Skye Bank, which recently fired its workers, is yet to publish its 2015 full year results and has issued a profit warning informing investors that its 2015 results will be bad. Other banks that have done this include FCMB, Ecobank and Diamond Bank, although these banks have all released their results for 2015.

Does this recent move by the Minister of Labour suggest that Nigeria is moving towards a command and control economy?

It is surprising that a democratic government is attempting to interfere in a free market economy where the banks are not owned by the government. All over the world, the only role the government has to play in a free market economy is a regulatory one, not a dictative one. Ordering private institutions that are out to make profit and in turn pay tax to the government from the same profit is not allowed.

This recent threat by the government clearly shows this administration is trying to move the economy towards a command economy where the government is in absolute control of everything in the country.

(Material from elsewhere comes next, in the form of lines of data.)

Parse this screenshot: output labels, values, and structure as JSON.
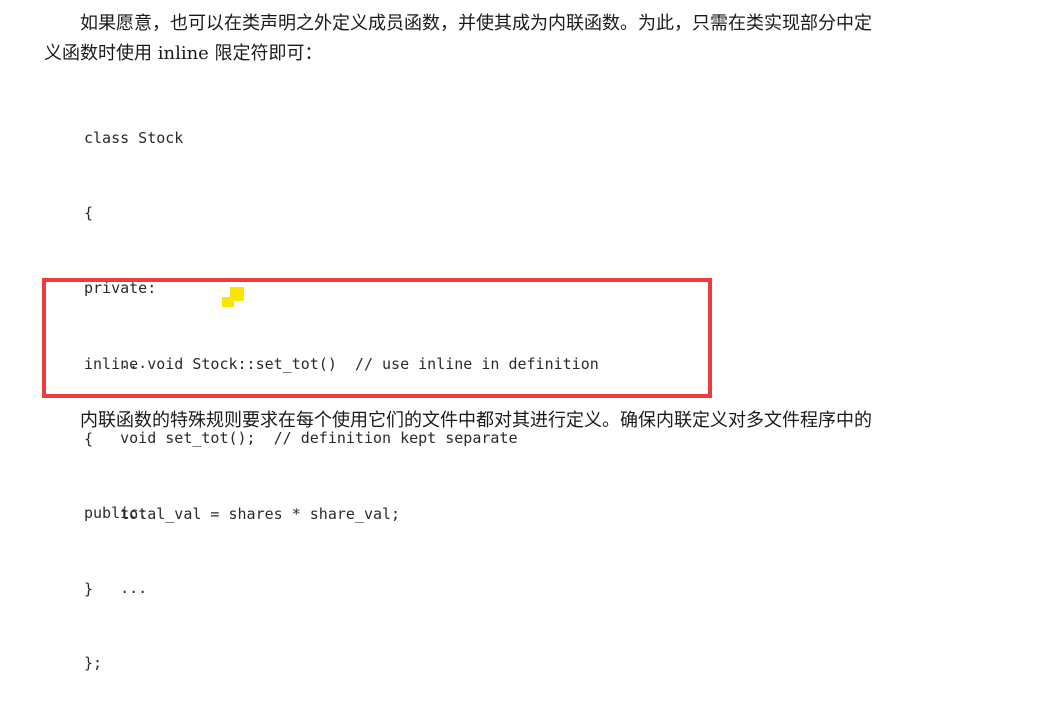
{
  "paragraphs": {
    "top_line1": "如果愿意，也可以在类声明之外定义成员函数，并使其成为内联函数。为此，只需在类实现部分中定",
    "top_line2": "义函数时使用 inline 限定符即可：",
    "bottom_line": "内联函数的特殊规则要求在每个使用它们的文件中都对其进行定义。确保内联定义对多文件程序中的"
  },
  "code_block_1": {
    "lines": [
      "class Stock",
      "{",
      "private:",
      "    ...",
      "    void set_tot();  // definition kept separate",
      "public:",
      "    ...",
      "};"
    ]
  },
  "code_block_2": {
    "lines": [
      "inline void Stock::set_tot()  // use inline in definition",
      "{",
      "    total_val = shares * share_val;",
      "}"
    ]
  },
  "colors": {
    "highlight_border": "#ee3b3b",
    "cursor_mark": "#f7e600"
  },
  "icons": {
    "cursor": "highlighter-cursor-icon"
  }
}
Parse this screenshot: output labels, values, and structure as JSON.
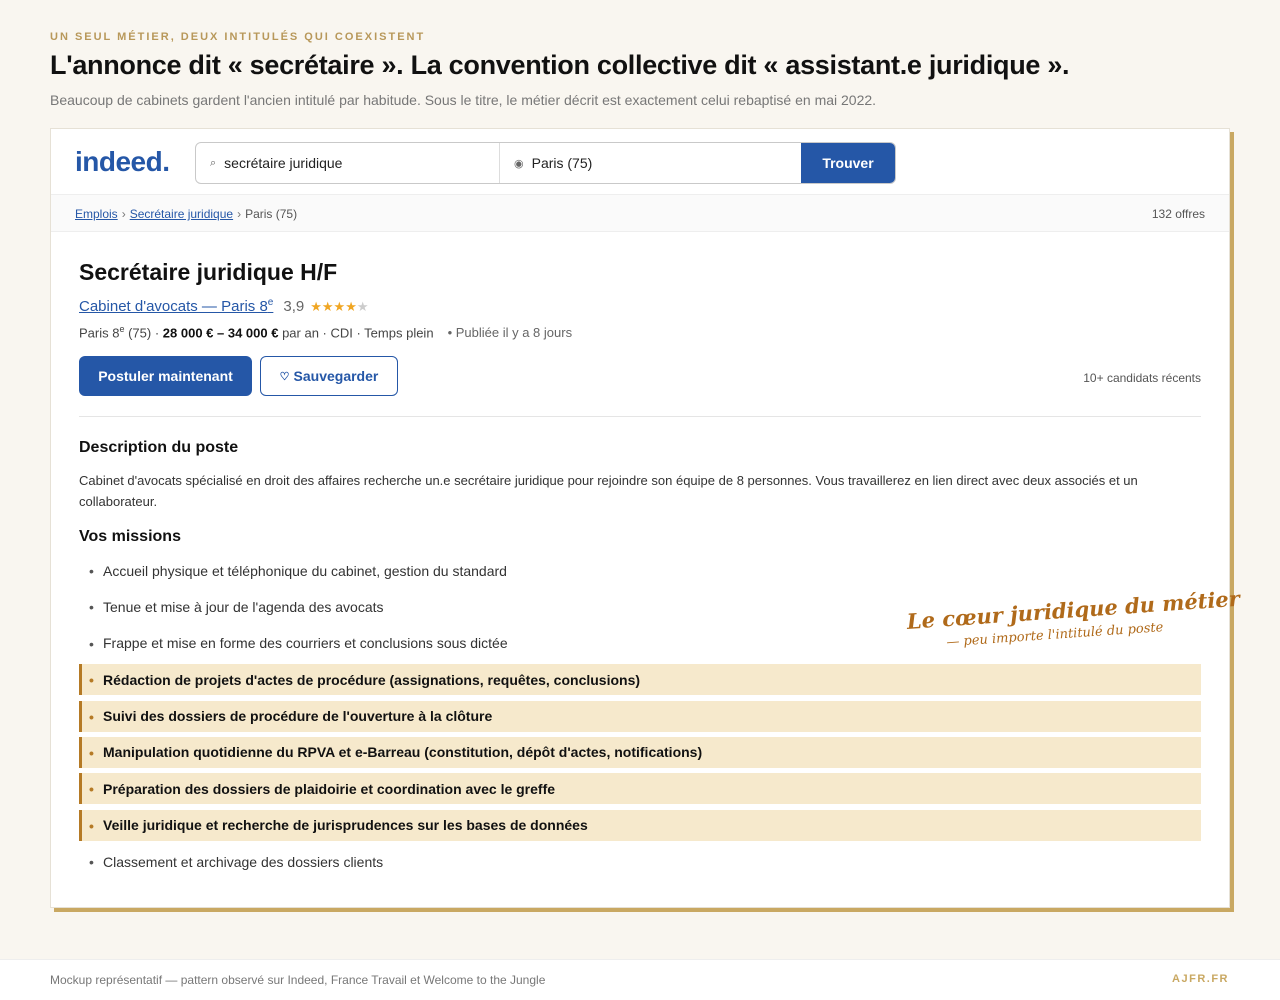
{
  "header": {
    "eyebrow": "UN SEUL MÉTIER, DEUX INTITULÉS QUI COEXISTENT",
    "headline": "L'annonce dit « secrétaire ». La convention collective dit « assistant.e juridique ».",
    "subline": "Beaucoup de cabinets gardent l'ancien intitulé par habitude. Sous le titre, le métier décrit est exactement celui rebaptisé en mai 2022."
  },
  "indeed": {
    "logo": "indeed",
    "search_value": "secrétaire juridique",
    "location_value": "Paris (75)",
    "find_label": "Trouver",
    "breadcrumb": [
      "Emplois",
      "Secrétaire juridique",
      "Paris (75)"
    ],
    "offers_count": "132 offres"
  },
  "job": {
    "title": "Secrétaire juridique H/F",
    "company": "Cabinet d'avocats — Paris 8",
    "company_sup": "e",
    "rating": "3,9",
    "stars_filled": 4,
    "stars_total": 5,
    "meta_location": "Paris 8",
    "meta_location_sup": "e",
    "meta_location_suffix": " (75) · ",
    "salary": "28 000 € – 34 000 €",
    "meta_rest": " par an · CDI · Temps plein",
    "posted": "• Publiée il y a 8 jours",
    "apply_label": "Postuler maintenant",
    "save_label": "Sauvegarder",
    "candidates": "10+ candidats récents",
    "description_title": "Description du poste",
    "description_text": "Cabinet d'avocats spécialisé en droit des affaires recherche un.e secrétaire juridique pour rejoindre son équipe de 8 personnes. Vous travaillerez en lien direct avec deux associés et un collaborateur.",
    "missions_title": "Vos missions",
    "missions": [
      {
        "text": "Accueil physique et téléphonique du cabinet, gestion du standard",
        "highlight": false
      },
      {
        "text": "Tenue et mise à jour de l'agenda des avocats",
        "highlight": false
      },
      {
        "text": "Frappe et mise en forme des courriers et conclusions sous dictée",
        "highlight": false
      },
      {
        "text": "Rédaction de projets d'actes de procédure (assignations, requêtes, conclusions)",
        "highlight": true
      },
      {
        "text": "Suivi des dossiers de procédure de l'ouverture à la clôture",
        "highlight": true
      },
      {
        "text": "Manipulation quotidienne du RPVA et e-Barreau (constitution, dépôt d'actes, notifications)",
        "highlight": true
      },
      {
        "text": "Préparation des dossiers de plaidoirie et coordination avec le greffe",
        "highlight": true
      },
      {
        "text": "Veille juridique et recherche de jurisprudences sur les bases de données",
        "highlight": true
      },
      {
        "text": "Classement et archivage des dossiers clients",
        "highlight": false
      }
    ]
  },
  "annotation": {
    "main": "Le cœur juridique du métier",
    "sub": "— peu importe l'intitulé du poste"
  },
  "footer": {
    "note": "Mockup représentatif — pattern observé sur Indeed, France Travail et Welcome to the Jungle",
    "brand": "AJFR.FR"
  },
  "colors": {
    "indeed_blue": "#2557a7",
    "gold": "#c9a862",
    "highlight_bg": "#f6e9cc",
    "highlight_border": "#b57a25"
  }
}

The disadvantages of a command economy are numerous. For a country to run a command economy, it means there will be an increase in the level of unemployment. It will also discourage entrepreneurs from pursuing business ventures while the black market flourishes due to restrictions on certain goods. We are already seeing all of the aforementioned play out in Nigeria. More companies are going to lay off staff and people now sell goods and services restricted from gaining foreign currency for import at very high rates. The government’s policies have led to a reduction in the amount of goods imported into Nigeria yet the country does not have the capacity to produce these goods to meet demand. Nigerians, on the other hand, can no longer export their goods because they do not have the necessary input to produce goods for export.

During President Buhari’s campaign, he promised to make three million jobs available in one year but that has not happened. Now that the banks are on a retrenchment spree the government is asking them to stop. Is the government willing to step in and help the banks pay salaries to people it cannot afford?

The current situation bears a striking resemblance to Nigeria’s economy during Buhari’s first stint as Commander-in-Chief. If the right steps are not taken Nigeria could see itself in an even worse state in the coming months.